Azerbaijan, Armenia swap prisoners from Nagorno-Karabakh conflict

Azerbaijan, Armenia swap prisoners from Nagorno-Karabakh conflict
2 min read
14 December, 2020
Azerbaijan and Armenia announced the start of a prisoner exchange, more than a month after a peace deal was signed ending weeks of fighting over the disputed Nagorno-Karabakh region.
The Azeri-Armenian conflict cost thousands of lives [Getty]
Azerbaijan and Armenia on Monday announced the start of a prisoner exchange, more than a month after a peace deal was signed ending weeks of fighting over the disputed Nagorno-Karabakh region.

Returns had already begun on Monday, Baku's State Commission on Prisoners of War, Hostages and Missing Persons said in a statement, under an "agreement... on the exchange of prisoners and hostages on an 'all for all' basis".

The commission added that "international organisations and the command of the Russian peacekeeping forces" had helped hammer out the deal with Armenia.

Read also: From Syria to Nagorno-Karabakh: Russia and Turkey's complex regional rivalry

Later Monday, Armenian Prime Minister Nikol Pashinyan announced the return of some of his own country's captured troops.

"Forty-four of our prisoners of war will soon return to Armenia by Russian aircraft," Pashinyan wrote on Facebook.

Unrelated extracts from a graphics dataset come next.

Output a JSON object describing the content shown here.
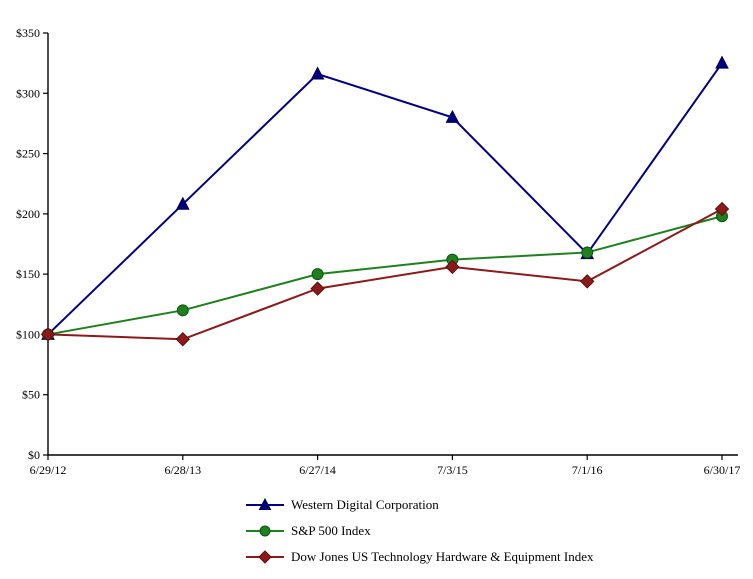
{
  "chart_data": {
    "type": "line",
    "title": "",
    "x": [
      "6/29/12",
      "6/28/13",
      "6/27/14",
      "7/3/15",
      "7/1/16",
      "6/30/17"
    ],
    "series": [
      {
        "name": "Western Digital Corporation",
        "marker": "triangle",
        "color": "#000080",
        "marker_stroke": "#00004d",
        "values": [
          100,
          208,
          316,
          280,
          167,
          325
        ]
      },
      {
        "name": "S&P 500 Index",
        "marker": "circle",
        "color": "#1F801F",
        "marker_stroke": "#0F5210",
        "values": [
          100,
          120,
          150,
          162,
          168,
          198
        ]
      },
      {
        "name": "Dow Jones US Technology Hardware & Equipment Index",
        "marker": "diamond",
        "color": "#8B1A1A",
        "marker_stroke": "#5C1010",
        "values": [
          100,
          96,
          138,
          156,
          144,
          204
        ]
      }
    ],
    "ylim": [
      0,
      350
    ],
    "ytick_step": 50,
    "ytick_labels": [
      "$0",
      "$50",
      "$100",
      "$150",
      "$200",
      "$250",
      "$300",
      "$350"
    ],
    "grid": false,
    "legend_position": "bottom",
    "axis_color": "#000000"
  }
}
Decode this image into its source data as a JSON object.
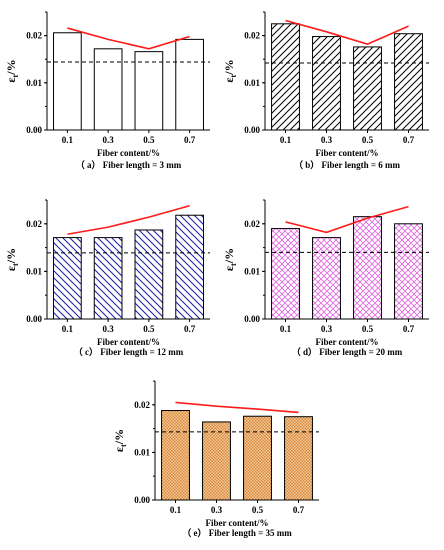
{
  "chart_data": [
    {
      "type": "bar",
      "panel": "a",
      "caption_prefix": "（ a）",
      "caption": "Fiber length = 3 mm",
      "categories": [
        "0.1",
        "0.3",
        "0.5",
        "0.7"
      ],
      "values": [
        0.0206,
        0.0172,
        0.0166,
        0.0192
      ],
      "trend": [
        0.0216,
        0.0192,
        0.0172,
        0.0198
      ],
      "reference": 0.0144,
      "ylim": [
        0,
        0.025
      ],
      "yticks": [
        "0.00",
        "0.01",
        "0.02"
      ],
      "xlabel": "Fiber content/%",
      "ylabel": "εt/%",
      "fill": "plain",
      "color": "#000000"
    },
    {
      "type": "bar",
      "panel": "b",
      "caption_prefix": "（ b）",
      "caption": "Fiber length = 6 mm",
      "categories": [
        "0.1",
        "0.3",
        "0.5",
        "0.7"
      ],
      "values": [
        0.0225,
        0.0198,
        0.0176,
        0.0204
      ],
      "trend": [
        0.0232,
        0.0208,
        0.0182,
        0.022
      ],
      "reference": 0.0142,
      "ylim": [
        0,
        0.025
      ],
      "yticks": [
        "0.00",
        "0.01",
        "0.02"
      ],
      "xlabel": "Fiber content/%",
      "ylabel": "εt/%",
      "fill": "diagonal",
      "color": "#000000"
    },
    {
      "type": "bar",
      "panel": "c",
      "caption_prefix": "（ c）",
      "caption": "Fiber length = 12 mm",
      "categories": [
        "0.1",
        "0.3",
        "0.5",
        "0.7"
      ],
      "values": [
        0.0171,
        0.0171,
        0.0187,
        0.0218
      ],
      "trend": [
        0.0178,
        0.0193,
        0.0214,
        0.0238
      ],
      "reference": 0.0139,
      "ylim": [
        0,
        0.025
      ],
      "yticks": [
        "0.00",
        "0.01",
        "0.02"
      ],
      "xlabel": "Fiber content/%",
      "ylabel": "εt/%",
      "fill": "back-diagonal",
      "color": "#1a1aa6"
    },
    {
      "type": "bar",
      "panel": "d",
      "caption_prefix": "（ d）",
      "caption": "Fiber length = 20 mm",
      "categories": [
        "0.1",
        "0.3",
        "0.5",
        "0.7"
      ],
      "values": [
        0.019,
        0.0171,
        0.0215,
        0.02
      ],
      "trend": [
        0.0204,
        0.0182,
        0.0212,
        0.0236
      ],
      "reference": 0.014,
      "ylim": [
        0,
        0.025
      ],
      "yticks": [
        "0.00",
        "0.01",
        "0.02"
      ],
      "xlabel": "Fiber content/%",
      "ylabel": "εt/%",
      "fill": "crosshatch",
      "color": "#e066e0"
    },
    {
      "type": "bar",
      "panel": "e",
      "caption_prefix": "（ e）",
      "caption": "Fiber length = 35 mm",
      "categories": [
        "0.1",
        "0.3",
        "0.5",
        "0.7"
      ],
      "values": [
        0.0188,
        0.0164,
        0.0176,
        0.0175
      ],
      "trend": [
        0.0205,
        0.0197,
        0.0191,
        0.0184
      ],
      "reference": 0.0143,
      "ylim": [
        0,
        0.025
      ],
      "yticks": [
        "0.00",
        "0.01",
        "0.02"
      ],
      "xlabel": "Fiber content/%",
      "ylabel": "εt/%",
      "fill": "dots",
      "color": "#e8a060"
    }
  ]
}
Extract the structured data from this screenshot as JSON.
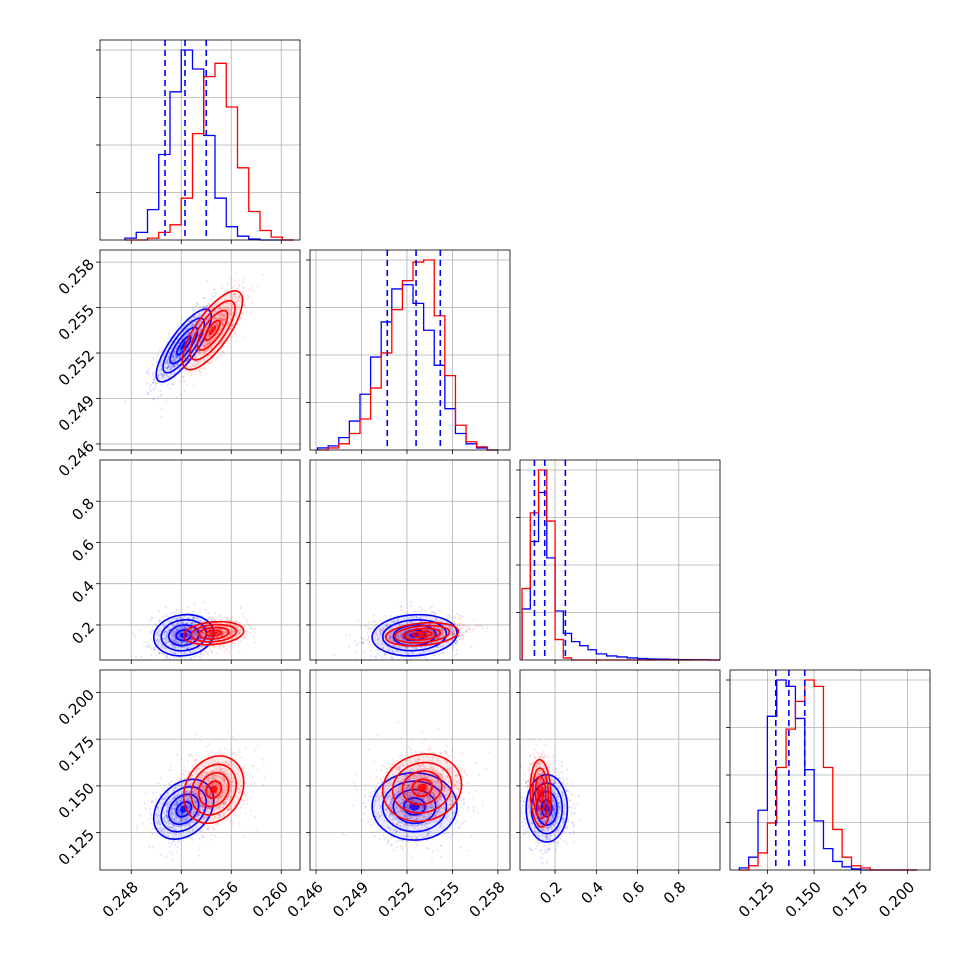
{
  "chart_data": {
    "type": "corner",
    "series": [
      {
        "color": "#0000ff"
      },
      {
        "color": "#ff0000"
      }
    ],
    "grid": true,
    "parameters": [
      {
        "range": [
          0.2455,
          0.2615
        ],
        "ticks": [
          0.248,
          0.252,
          0.256,
          0.26
        ],
        "tick_labels": [
          "0.248",
          "0.252",
          "0.256",
          "0.260"
        ],
        "hist_edges": [
          0.2475,
          0.2484,
          0.2493,
          0.2502,
          0.2511,
          0.252,
          0.2529,
          0.2538,
          0.2547,
          0.2556,
          0.2565,
          0.2574,
          0.2583,
          0.2592,
          0.2601,
          0.261
        ],
        "hist": [
          [
            0.01,
            0.04,
            0.16,
            0.45,
            0.78,
            1.0,
            0.9,
            0.55,
            0.22,
            0.07,
            0.02,
            0.005,
            0.0,
            0.0,
            0.0
          ],
          [
            0.0,
            0.0,
            0.01,
            0.04,
            0.08,
            0.22,
            0.56,
            0.86,
            0.93,
            0.7,
            0.38,
            0.15,
            0.05,
            0.015,
            0.0
          ]
        ],
        "quantiles": [
          0.2507,
          0.2523,
          0.254
        ]
      },
      {
        "range": [
          0.2456,
          0.2588
        ],
        "ticks": [
          0.246,
          0.249,
          0.252,
          0.255,
          0.258
        ],
        "tick_labels": [
          "0.246",
          "0.249",
          "0.252",
          "0.255",
          "0.258"
        ],
        "hist_edges": [
          0.2461,
          0.2468,
          0.2475,
          0.2482,
          0.2489,
          0.2496,
          0.2503,
          0.251,
          0.2517,
          0.2524,
          0.2531,
          0.2538,
          0.2545,
          0.2552,
          0.2559,
          0.2566,
          0.2573,
          0.258
        ],
        "hist": [
          [
            0.01,
            0.02,
            0.06,
            0.14,
            0.27,
            0.45,
            0.62,
            0.78,
            0.8,
            0.71,
            0.58,
            0.41,
            0.2,
            0.08,
            0.03,
            0.01,
            0.0
          ],
          [
            0.0,
            0.01,
            0.03,
            0.08,
            0.15,
            0.3,
            0.47,
            0.68,
            0.82,
            0.91,
            0.92,
            0.65,
            0.36,
            0.12,
            0.04,
            0.015,
            0.0
          ]
        ],
        "quantiles": [
          0.2507,
          0.2526,
          0.2542
        ]
      },
      {
        "range": [
          0.03,
          1.0
        ],
        "ticks": [
          0.2,
          0.4,
          0.6,
          0.8
        ],
        "tick_labels": [
          "0.2",
          "0.4",
          "0.6",
          "0.8"
        ],
        "hist_edges": [
          0.04,
          0.08,
          0.12,
          0.16,
          0.2,
          0.24,
          0.28,
          0.32,
          0.36,
          0.4,
          0.45,
          0.5,
          0.55,
          0.6,
          0.65,
          0.7,
          0.75,
          0.8,
          0.85,
          0.9,
          0.95,
          1.0
        ],
        "hist": [
          [
            0.25,
            0.58,
            0.82,
            0.5,
            0.24,
            0.13,
            0.09,
            0.07,
            0.05,
            0.03,
            0.02,
            0.015,
            0.01,
            0.007,
            0.005,
            0.004,
            0.003,
            0.002,
            0.001,
            0.001,
            0.0
          ],
          [
            0.35,
            0.72,
            0.93,
            0.68,
            0.1,
            0.01,
            0.0,
            0.0,
            0.0,
            0.0,
            0.0,
            0.0,
            0.0,
            0.0,
            0.0,
            0.0,
            0.0,
            0.0,
            0.0,
            0.0,
            0.0
          ]
        ],
        "quantiles": [
          0.1,
          0.15,
          0.25
        ]
      },
      {
        "range": [
          0.105,
          0.212
        ],
        "ticks": [
          0.125,
          0.15,
          0.175,
          0.2
        ],
        "tick_labels": [
          "0.125",
          "0.150",
          "0.175",
          "0.200"
        ],
        "hist_edges": [
          0.11,
          0.115,
          0.12,
          0.125,
          0.13,
          0.135,
          0.14,
          0.145,
          0.15,
          0.155,
          0.16,
          0.165,
          0.17,
          0.175,
          0.18,
          0.185,
          0.19,
          0.195,
          0.2,
          0.205
        ],
        "hist": [
          [
            0.01,
            0.06,
            0.28,
            0.72,
            0.89,
            0.86,
            0.71,
            0.47,
            0.23,
            0.1,
            0.04,
            0.015,
            0.005,
            0.0,
            0.0,
            0.0,
            0.0,
            0.0,
            0.0
          ],
          [
            0.0,
            0.02,
            0.08,
            0.22,
            0.48,
            0.66,
            0.79,
            0.89,
            0.86,
            0.48,
            0.19,
            0.06,
            0.02,
            0.01,
            0.0,
            0.0,
            0.0,
            0.0,
            0.0
          ]
        ],
        "quantiles": [
          0.1295,
          0.1365,
          0.145
        ]
      }
    ],
    "joint": [
      {
        "row": 1,
        "col": 0,
        "modes": [
          {
            "series": 0,
            "center": [
              0.2522,
              0.2525
            ],
            "sigma": [
              0.0011,
              0.0012
            ],
            "rho": 0.8
          },
          {
            "series": 1,
            "center": [
              0.2545,
              0.2535
            ],
            "sigma": [
              0.0012,
              0.0013
            ],
            "rho": 0.75
          }
        ]
      },
      {
        "row": 2,
        "col": 0,
        "modes": [
          {
            "series": 0,
            "center": [
              0.2522,
              0.15
            ],
            "sigma": [
              0.0012,
              0.05
            ],
            "rho": 0.1
          },
          {
            "series": 1,
            "center": [
              0.2546,
              0.16
            ],
            "sigma": [
              0.0012,
              0.028
            ],
            "rho": 0.2
          }
        ]
      },
      {
        "row": 2,
        "col": 1,
        "modes": [
          {
            "series": 0,
            "center": [
              0.2525,
              0.15
            ],
            "sigma": [
              0.0014,
              0.05
            ],
            "rho": 0.1
          },
          {
            "series": 1,
            "center": [
              0.253,
              0.155
            ],
            "sigma": [
              0.0012,
              0.028
            ],
            "rho": 0.25
          }
        ]
      },
      {
        "row": 3,
        "col": 0,
        "modes": [
          {
            "series": 0,
            "center": [
              0.2522,
              0.1375
            ],
            "sigma": [
              0.0012,
              0.008
            ],
            "rho": 0.3
          },
          {
            "series": 1,
            "center": [
              0.2546,
              0.148
            ],
            "sigma": [
              0.0012,
              0.009
            ],
            "rho": 0.2
          }
        ]
      },
      {
        "row": 3,
        "col": 1,
        "modes": [
          {
            "series": 0,
            "center": [
              0.2525,
              0.139
            ],
            "sigma": [
              0.0014,
              0.009
            ],
            "rho": 0.0
          },
          {
            "series": 1,
            "center": [
              0.253,
              0.149
            ],
            "sigma": [
              0.0013,
              0.009
            ],
            "rho": 0.1
          }
        ]
      },
      {
        "row": 3,
        "col": 2,
        "modes": [
          {
            "series": 0,
            "center": [
              0.16,
              0.138
            ],
            "sigma": [
              0.05,
              0.009
            ],
            "rho": 0.0
          },
          {
            "series": 1,
            "center": [
              0.13,
              0.146
            ],
            "sigma": [
              0.025,
              0.009
            ],
            "rho": -0.1
          }
        ]
      }
    ]
  }
}
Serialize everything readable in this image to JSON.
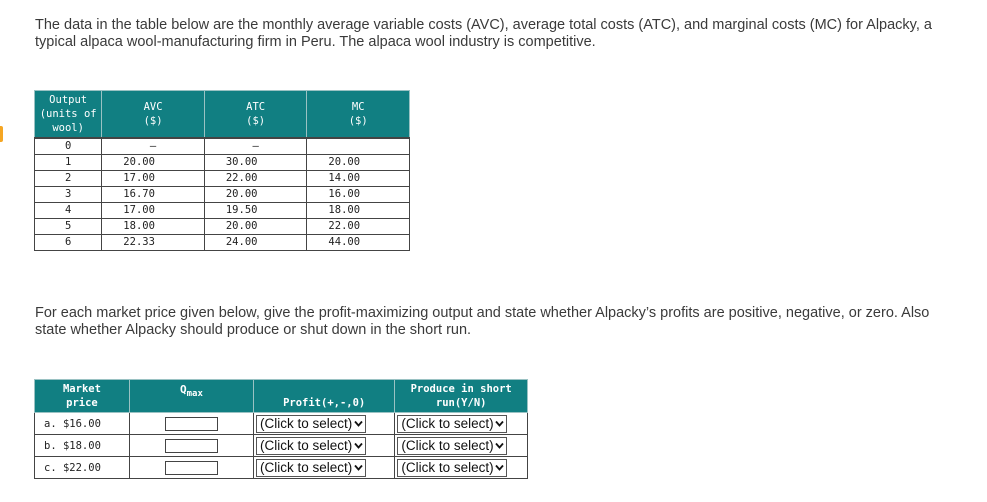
{
  "intro": "The data in the table below are the monthly average variable costs (AVC), average total costs (ATC), and marginal costs (MC) for Alpacky, a typical alpaca wool-manufacturing firm in Peru. The alpaca wool industry is competitive.",
  "cost_table": {
    "headers": {
      "output_line1": "Output",
      "output_line2": "(units of",
      "output_line3": "wool)",
      "avc_line1": "AVC",
      "avc_line2": "($)",
      "atc_line1": "ATC",
      "atc_line2": "($)",
      "mc_line1": "MC",
      "mc_line2": "($)"
    },
    "rows": [
      {
        "output": "0",
        "avc": "—",
        "atc": "—",
        "mc": ""
      },
      {
        "output": "1",
        "avc": "20.00",
        "atc": "30.00",
        "mc": "20.00"
      },
      {
        "output": "2",
        "avc": "17.00",
        "atc": "22.00",
        "mc": "14.00"
      },
      {
        "output": "3",
        "avc": "16.70",
        "atc": "20.00",
        "mc": "16.00"
      },
      {
        "output": "4",
        "avc": "17.00",
        "atc": "19.50",
        "mc": "18.00"
      },
      {
        "output": "5",
        "avc": "18.00",
        "atc": "20.00",
        "mc": "22.00"
      },
      {
        "output": "6",
        "avc": "22.33",
        "atc": "24.00",
        "mc": "44.00"
      }
    ]
  },
  "question": "For each market price given below, give the profit-maximizing output and state whether Alpacky’s profits are positive, negative, or zero. Also state whether Alpacky should produce or shut down in the short run.",
  "answer_table": {
    "headers": {
      "price_line1": "Market",
      "price_line2": "price",
      "qmax_main": "Q",
      "qmax_sub": "max",
      "profit": "Profit(+,-,0)",
      "produce_line1": "Produce in short",
      "produce_line2": "run(Y/N)"
    },
    "rows": [
      {
        "price": "a. $16.00",
        "profit_select": "(Click to select)",
        "produce_select": "(Click to select)"
      },
      {
        "price": "b. $18.00",
        "profit_select": "(Click to select)",
        "produce_select": "(Click to select)"
      },
      {
        "price": "c. $22.00",
        "profit_select": "(Click to select)",
        "produce_select": "(Click to select)"
      }
    ]
  },
  "icons": {
    "select": "chevron-down-icon"
  },
  "colors": {
    "header_bg": "#117f82",
    "accent": "#f5a623"
  }
}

Baku announced separately on Monday the arrest of four Azerbaijani soldiers, two accused of "defiling" the bodies of Armenian troops who died in battle and the others of destroying tombstones belonging to Armenians.

The men had filmed their actions and shared the videos on social media.

The Azerbaijani Prosecutor General said in a statement that criminal probes had been launched into the incidents, calling them "unacceptable and contrary to the mentality of the Azerbaijani people".

The six-week conflict that erupted in September between Armenia-backed separatists and Azerbaijan over Karabakh ended 10 November with a Moscow-brokered peace deal.

The Armenians ceded swathes of territory and Russian peacekeeping troops were deployed to the region.

More than 5,000 people - including civilians - were killed during the fighting between the ex-Soviet rivals, who fought a war in the 1990s over the mountainous region.